Smooth muscle cells in the pathophysiology of vascular disease
Atherosclerosis, the main cause of cardiovascular disease, is a pathological process that leads to arterial lumen narrowing and occlusion. During this process, smooth muscle cells (SMC) accumulate into the intima, where they switch from a contractile to a synthetic phenotype. They were classically considered as beneficial players by contributing to the fibrous cap formation and plaque stability. However, SMC can acquire pro-inflammatory macrophage-like phenotypes, contributing to atherosclerotic plaque instability. Our research line is focused on the identification of factors and mechanisms responsible for the detrimental SMC phenotypic changes. We identified S100A4 as a marker of the synthetic SMC phenotype. The extracellular form of S100A4 induces a SMC transition toward a pro-inflammatory phenotype. Noteworthy, extracellular S100A4 neutralization promotes atherosclerotic plaque stabilization in ApoE-/- mice. We are investigating the mechanisms involved in S100A4-induced SMC pro-inflammatory phenotypic transition as well as the possible activation of monocytes by SMCs.
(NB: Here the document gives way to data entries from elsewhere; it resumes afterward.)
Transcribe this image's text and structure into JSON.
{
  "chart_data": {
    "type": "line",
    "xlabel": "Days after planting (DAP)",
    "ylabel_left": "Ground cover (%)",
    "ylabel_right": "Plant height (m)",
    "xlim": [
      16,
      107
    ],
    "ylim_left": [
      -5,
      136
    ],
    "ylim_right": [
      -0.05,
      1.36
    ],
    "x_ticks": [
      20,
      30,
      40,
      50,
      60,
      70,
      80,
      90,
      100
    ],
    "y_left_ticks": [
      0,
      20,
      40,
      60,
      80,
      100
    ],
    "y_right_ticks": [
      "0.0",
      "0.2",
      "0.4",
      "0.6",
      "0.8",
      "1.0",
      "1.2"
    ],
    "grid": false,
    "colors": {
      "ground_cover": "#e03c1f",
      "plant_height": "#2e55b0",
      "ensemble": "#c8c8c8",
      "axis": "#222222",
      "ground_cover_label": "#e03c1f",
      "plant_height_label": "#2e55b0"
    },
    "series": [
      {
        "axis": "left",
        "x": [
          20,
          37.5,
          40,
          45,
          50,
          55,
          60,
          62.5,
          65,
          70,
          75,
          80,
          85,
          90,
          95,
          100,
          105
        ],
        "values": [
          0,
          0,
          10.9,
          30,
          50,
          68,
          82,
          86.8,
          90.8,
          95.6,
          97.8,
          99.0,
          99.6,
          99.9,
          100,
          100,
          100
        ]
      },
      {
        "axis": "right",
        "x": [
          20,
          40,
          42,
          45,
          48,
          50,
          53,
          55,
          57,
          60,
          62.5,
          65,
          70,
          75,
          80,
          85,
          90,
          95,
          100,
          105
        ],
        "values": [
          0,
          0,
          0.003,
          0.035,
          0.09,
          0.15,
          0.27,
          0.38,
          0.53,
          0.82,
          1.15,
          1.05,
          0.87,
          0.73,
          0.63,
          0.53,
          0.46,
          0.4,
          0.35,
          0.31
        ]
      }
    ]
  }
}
To decipher the contribution of systemic and SMC-specific S100A4 in SMC phenotypic plasticity during atherosclerosis, we are using a full-S100A4 KO mouse model and are setting up a SMC lineage tracing mouse model associated with SMC-specific deletion of S100A4. The ultimate aim of our work is the development of tools to influence the evolution of atherosclerotic lesions and hence reduce adverse outcome of atherosclerosis on clinical events.
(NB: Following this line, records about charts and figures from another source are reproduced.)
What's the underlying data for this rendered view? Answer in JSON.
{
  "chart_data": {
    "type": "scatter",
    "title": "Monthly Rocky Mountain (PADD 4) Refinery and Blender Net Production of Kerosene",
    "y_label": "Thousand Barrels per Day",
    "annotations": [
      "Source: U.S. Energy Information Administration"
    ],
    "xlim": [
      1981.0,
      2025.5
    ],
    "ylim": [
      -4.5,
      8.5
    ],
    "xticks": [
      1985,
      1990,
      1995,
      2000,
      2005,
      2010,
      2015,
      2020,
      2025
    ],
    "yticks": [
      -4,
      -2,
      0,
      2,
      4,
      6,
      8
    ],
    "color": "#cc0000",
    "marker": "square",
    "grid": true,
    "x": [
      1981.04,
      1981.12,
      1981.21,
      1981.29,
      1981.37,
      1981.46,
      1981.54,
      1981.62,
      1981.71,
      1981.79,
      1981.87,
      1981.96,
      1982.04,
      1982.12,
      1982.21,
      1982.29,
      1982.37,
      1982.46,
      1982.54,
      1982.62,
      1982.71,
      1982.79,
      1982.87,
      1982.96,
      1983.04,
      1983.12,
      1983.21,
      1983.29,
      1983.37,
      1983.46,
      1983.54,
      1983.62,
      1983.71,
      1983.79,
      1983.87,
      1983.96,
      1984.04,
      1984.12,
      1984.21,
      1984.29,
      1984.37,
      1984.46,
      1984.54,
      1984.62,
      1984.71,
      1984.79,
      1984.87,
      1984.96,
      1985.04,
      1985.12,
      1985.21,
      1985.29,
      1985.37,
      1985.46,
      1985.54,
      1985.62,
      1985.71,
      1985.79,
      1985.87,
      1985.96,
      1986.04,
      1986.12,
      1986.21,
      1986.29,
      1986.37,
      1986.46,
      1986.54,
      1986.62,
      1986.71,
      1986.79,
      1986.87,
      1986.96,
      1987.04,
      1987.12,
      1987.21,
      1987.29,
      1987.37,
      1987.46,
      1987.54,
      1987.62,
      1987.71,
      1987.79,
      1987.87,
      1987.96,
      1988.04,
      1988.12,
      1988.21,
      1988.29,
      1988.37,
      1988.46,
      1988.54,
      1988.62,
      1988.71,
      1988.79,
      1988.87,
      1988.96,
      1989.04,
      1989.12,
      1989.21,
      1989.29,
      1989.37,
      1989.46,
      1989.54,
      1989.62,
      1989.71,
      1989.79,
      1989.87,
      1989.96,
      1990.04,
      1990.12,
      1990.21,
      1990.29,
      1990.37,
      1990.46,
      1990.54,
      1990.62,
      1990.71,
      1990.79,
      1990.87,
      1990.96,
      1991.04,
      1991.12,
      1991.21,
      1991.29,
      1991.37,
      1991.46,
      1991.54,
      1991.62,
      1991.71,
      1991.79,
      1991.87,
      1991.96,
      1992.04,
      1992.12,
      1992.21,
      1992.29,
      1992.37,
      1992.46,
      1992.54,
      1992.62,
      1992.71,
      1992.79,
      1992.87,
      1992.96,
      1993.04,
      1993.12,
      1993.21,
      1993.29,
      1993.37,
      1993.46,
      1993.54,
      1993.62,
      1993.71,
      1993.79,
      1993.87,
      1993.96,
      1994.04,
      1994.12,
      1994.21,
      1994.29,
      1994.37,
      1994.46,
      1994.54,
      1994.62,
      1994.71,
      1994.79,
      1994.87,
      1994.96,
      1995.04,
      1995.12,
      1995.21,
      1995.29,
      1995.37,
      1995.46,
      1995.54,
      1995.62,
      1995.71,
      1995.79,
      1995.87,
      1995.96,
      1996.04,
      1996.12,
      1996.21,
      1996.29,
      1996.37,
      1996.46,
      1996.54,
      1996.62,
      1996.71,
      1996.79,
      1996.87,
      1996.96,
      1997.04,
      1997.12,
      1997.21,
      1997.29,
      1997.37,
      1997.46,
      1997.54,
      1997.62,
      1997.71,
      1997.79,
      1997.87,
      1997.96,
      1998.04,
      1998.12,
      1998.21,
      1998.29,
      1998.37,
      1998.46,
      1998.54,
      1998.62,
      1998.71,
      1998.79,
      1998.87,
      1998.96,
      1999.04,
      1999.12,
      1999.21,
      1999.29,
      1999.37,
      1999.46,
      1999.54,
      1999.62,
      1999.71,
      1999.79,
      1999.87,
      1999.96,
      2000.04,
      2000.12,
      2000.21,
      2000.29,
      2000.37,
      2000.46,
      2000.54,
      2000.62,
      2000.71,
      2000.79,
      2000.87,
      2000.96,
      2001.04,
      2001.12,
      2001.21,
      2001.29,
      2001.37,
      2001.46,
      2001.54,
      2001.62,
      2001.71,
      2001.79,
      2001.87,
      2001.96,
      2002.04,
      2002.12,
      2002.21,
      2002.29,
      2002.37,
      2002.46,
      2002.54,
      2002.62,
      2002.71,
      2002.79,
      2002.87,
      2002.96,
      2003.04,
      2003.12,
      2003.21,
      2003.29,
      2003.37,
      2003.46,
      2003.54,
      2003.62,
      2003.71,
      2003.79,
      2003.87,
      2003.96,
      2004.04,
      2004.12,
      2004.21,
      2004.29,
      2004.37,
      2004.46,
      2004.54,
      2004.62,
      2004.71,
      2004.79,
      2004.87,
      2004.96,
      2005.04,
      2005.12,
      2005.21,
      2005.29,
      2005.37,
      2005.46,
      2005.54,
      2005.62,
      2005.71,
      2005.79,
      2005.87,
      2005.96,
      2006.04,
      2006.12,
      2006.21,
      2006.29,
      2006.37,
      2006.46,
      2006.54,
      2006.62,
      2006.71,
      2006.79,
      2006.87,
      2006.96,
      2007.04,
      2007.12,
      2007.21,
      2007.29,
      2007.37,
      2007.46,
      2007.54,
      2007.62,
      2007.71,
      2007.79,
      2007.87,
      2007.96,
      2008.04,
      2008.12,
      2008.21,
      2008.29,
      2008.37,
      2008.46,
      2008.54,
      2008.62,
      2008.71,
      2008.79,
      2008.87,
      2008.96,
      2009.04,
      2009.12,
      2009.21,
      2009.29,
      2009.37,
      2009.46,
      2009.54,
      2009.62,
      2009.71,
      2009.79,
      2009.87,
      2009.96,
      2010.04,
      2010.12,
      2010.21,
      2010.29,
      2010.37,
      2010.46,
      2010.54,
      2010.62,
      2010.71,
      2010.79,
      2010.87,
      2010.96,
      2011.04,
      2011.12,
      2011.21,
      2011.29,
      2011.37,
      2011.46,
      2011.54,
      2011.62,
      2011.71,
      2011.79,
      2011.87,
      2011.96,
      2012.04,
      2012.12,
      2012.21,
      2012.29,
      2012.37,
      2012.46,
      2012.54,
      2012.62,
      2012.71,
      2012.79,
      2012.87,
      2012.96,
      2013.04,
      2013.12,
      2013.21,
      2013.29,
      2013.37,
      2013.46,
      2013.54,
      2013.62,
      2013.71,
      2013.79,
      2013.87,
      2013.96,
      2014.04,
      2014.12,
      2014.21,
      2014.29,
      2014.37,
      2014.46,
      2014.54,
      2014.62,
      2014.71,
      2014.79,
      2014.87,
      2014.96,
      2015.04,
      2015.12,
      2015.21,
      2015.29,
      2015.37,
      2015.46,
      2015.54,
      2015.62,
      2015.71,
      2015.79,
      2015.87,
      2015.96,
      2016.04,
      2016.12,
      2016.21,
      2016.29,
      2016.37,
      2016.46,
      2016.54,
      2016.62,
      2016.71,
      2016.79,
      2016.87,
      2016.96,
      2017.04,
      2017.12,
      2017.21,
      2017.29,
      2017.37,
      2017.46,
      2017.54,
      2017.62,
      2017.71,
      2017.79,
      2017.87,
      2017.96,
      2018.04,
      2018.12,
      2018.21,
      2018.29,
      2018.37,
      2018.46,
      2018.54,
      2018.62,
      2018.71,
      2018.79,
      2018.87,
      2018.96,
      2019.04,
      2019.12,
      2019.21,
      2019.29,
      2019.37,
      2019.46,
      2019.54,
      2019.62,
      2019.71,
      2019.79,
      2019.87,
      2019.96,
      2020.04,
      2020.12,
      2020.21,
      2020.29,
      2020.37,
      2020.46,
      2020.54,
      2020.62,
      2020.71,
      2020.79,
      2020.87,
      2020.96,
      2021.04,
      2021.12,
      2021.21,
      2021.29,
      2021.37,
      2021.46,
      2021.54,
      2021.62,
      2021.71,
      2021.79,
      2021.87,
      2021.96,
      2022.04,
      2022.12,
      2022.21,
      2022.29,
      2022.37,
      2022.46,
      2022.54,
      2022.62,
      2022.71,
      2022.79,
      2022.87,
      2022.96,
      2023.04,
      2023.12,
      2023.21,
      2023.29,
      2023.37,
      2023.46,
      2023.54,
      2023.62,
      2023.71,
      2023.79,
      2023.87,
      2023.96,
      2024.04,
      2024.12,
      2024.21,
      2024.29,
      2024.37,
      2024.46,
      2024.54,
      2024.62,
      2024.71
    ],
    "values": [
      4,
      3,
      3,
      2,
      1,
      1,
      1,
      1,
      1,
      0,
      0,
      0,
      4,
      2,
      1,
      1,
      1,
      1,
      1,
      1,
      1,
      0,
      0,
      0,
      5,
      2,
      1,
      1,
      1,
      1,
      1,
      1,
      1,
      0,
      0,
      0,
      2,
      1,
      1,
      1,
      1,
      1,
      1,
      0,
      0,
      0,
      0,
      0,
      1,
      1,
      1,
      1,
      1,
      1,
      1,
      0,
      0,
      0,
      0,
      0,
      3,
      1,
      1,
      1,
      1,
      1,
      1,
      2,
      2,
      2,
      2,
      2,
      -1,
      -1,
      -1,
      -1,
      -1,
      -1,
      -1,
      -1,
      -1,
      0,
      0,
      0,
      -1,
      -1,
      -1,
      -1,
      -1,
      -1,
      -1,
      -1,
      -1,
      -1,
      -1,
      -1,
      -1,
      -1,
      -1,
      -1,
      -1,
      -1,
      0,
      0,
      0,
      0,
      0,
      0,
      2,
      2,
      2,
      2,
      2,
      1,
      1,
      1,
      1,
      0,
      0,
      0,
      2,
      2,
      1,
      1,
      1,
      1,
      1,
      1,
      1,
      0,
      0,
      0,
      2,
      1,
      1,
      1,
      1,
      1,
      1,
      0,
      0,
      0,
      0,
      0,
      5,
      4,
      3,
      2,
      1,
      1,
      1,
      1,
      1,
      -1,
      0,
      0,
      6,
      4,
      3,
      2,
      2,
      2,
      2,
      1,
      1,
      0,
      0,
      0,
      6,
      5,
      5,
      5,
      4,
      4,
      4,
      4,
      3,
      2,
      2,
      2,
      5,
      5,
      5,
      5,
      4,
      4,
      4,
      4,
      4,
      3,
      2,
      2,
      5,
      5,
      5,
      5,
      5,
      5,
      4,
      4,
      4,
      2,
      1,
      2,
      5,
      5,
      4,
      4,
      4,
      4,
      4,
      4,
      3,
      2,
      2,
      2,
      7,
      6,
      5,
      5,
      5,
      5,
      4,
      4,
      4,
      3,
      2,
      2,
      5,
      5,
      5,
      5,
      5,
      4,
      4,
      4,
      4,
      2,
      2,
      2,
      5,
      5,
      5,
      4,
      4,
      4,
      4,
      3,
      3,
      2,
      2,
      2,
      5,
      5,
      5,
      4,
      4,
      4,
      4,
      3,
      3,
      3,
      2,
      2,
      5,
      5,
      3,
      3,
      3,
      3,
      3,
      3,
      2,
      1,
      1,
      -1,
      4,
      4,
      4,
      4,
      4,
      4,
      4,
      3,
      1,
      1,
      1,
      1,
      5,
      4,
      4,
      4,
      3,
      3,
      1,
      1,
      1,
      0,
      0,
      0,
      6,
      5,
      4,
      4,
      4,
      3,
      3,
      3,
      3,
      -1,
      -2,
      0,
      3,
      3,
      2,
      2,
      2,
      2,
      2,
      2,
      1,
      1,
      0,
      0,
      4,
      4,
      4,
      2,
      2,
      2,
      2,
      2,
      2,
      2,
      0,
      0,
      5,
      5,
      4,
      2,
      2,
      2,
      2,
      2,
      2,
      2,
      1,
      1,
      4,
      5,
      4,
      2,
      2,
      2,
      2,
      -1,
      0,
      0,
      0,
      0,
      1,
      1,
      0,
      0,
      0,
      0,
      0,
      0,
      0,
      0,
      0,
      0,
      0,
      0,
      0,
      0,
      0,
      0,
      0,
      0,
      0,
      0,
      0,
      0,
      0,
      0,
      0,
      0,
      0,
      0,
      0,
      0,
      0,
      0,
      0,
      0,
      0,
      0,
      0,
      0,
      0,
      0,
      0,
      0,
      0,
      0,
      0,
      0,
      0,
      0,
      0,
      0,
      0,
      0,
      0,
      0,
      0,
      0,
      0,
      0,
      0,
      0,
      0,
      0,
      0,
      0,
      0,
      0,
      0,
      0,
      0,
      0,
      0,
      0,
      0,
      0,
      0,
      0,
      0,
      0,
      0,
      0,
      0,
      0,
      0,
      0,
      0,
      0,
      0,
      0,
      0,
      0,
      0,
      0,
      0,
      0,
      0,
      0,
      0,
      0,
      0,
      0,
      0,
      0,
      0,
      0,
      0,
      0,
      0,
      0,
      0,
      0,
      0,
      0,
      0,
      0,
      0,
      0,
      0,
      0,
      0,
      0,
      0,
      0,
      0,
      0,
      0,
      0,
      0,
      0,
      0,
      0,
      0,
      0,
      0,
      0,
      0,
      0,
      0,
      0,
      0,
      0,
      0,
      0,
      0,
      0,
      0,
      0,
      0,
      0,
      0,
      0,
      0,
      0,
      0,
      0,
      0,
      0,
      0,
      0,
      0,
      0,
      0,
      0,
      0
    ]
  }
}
Our studies should be instrumental in unveiling mechanisms responsible for the detrimental pro-inflammatory SMC phenotypic changes in atherosclerosis as well as the possible activation of monocytes by SMCs. This is a growing research field in cardiovascular disease that challenges our classical understanding of the pathogenesis of atherosclerosis, with new therapeutic perspectives.